No parece que muchos de los que hoy en día lanzan esas condenas furibundas se acuerden de estas cuestiones. Tampoco deben de tener muy en cuenta que muchos de los hoy musulmanes radicales fueron en su día aliados precisamente de los “cristianos occidentales”, empezando por el Ayatola Jomeini, que participó en los años cincuenta en el derrocamiento del gobernante nacionalista laico iraní Mossadeq, en un golpe de estado orquestado por la CIA y los servicios secretos británicos para impedir que el tal Mossadeq nacionalizara el petróleo de su país. Podríamos seguir con los talibanes, aliados de los EEUU en los años ochenta contra el gobierno pro-soviético de Afganistán. Tampoco deben de tener en cuenta que precisamente aquellos gobiernos árabes más reaccionarios y religiosamente más intransigentes, como Arabia Saudí, son los mejores aliados de los cristianos occidentales, protegidos por éstos con cuantiosas ayudas militares, entre otros favores.

No es de extrañar que aquellos que detentan un ideario fascista pretendan enfocar los hechos recientes como una falsa guerra de religión, ni tampoco que a todos los que no tenemos un apellido árabe nos quieran meter en el mismo bando con el Cid Campeador, Santiago Matamoros, Godofredo de Bouillon y Juana de Arco. Lo que de alguna forma me ha extrañado, y aún más, decepcionado, es que una revista satírica que publica caricaturas referidas a cuestiones religiosas, algunas de ellas dicho sea de paso de gusto más que dudoso, se haya convertido en paradigma del pensamiento ateo, libre de ataduras religiosas y, de alguna forma, moralmente por encima de los que supuestamente viven oprimidos por la intransigencia religiosa reaccionaria.

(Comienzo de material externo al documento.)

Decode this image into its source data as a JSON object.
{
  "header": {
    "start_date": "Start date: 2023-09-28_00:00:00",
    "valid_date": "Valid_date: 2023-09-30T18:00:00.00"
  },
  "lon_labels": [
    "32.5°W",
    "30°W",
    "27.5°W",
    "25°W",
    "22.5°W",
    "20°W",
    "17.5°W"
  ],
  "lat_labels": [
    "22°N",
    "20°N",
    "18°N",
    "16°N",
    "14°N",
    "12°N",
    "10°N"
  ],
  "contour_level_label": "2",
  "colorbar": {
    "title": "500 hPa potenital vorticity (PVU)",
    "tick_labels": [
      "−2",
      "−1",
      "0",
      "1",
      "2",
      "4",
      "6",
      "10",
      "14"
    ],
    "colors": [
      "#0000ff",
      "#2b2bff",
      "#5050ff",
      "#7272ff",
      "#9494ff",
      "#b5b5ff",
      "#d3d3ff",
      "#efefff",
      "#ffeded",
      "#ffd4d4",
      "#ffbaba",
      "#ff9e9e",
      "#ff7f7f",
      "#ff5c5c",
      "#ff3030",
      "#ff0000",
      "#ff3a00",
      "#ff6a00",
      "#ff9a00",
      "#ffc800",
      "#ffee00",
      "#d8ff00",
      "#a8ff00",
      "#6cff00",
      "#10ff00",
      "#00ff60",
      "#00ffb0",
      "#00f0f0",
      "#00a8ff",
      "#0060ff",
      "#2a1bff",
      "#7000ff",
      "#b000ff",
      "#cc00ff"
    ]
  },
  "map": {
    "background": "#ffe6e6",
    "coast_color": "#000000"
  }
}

Pienso que si el pensamiento ateo, o si se prefiere laico, puede detentar alguna superioridad moral, no es porque se dedique a hacer chistes de mal gusto sobre las religiones; sino porque, desde la humildad de quien no está en posesión de ninguna verdad absoluta revelada por tal o cual divinidad, entiende que no hay otra fuente de derecho, ni de soberanía, que no sea aquella de la que se dote democráticamente la sociedad civil; y que no pueden ponerse más límites a la libertad individual que el respeto a los derechos de los demás.

Noruega dio al mundo una lección de superioridad moral cuando, tras la tremenda matanza perpetrada en un campo de verano juvenil, se llevó a juicio al presunto autor de los hechos y el Gobierno noruego aseguró que, por muy graves que fueran dichos hechos, en ningún caso iban a ser motivo de merma en las libertades cívicas. En este último caso, sin embargo, lo que han hecho los franceses ha sido «abatir» a los presuntos autores (el mismo verbo que podría haberse utilizado, por ejemplo, para la caza de jabalíes), con lo cual, aparte de ahorrarse el trámite judicial, requisito democrático básico para establecer la culpabilidad penal de una persona, de esa forma han conseguido hacerse con el monopolio del relato de los hechos y de su consiguiente interpretación; porque si bien un ser humano, por muchos otros seres humanos que haya matado, no deja de ser un sujeto, un cadáver es sólo un objeto.

Soplan malos vientos para los que tienen apellidos árabes y para los que tenemos apellidos diferentes. Porque entre unos y otros nos están privando de algo que resulta básico para una convivencia democrática: el respeto a la libertad individual y a la integridad física y moral de la persona. A los derechos individuales y a los colectivos.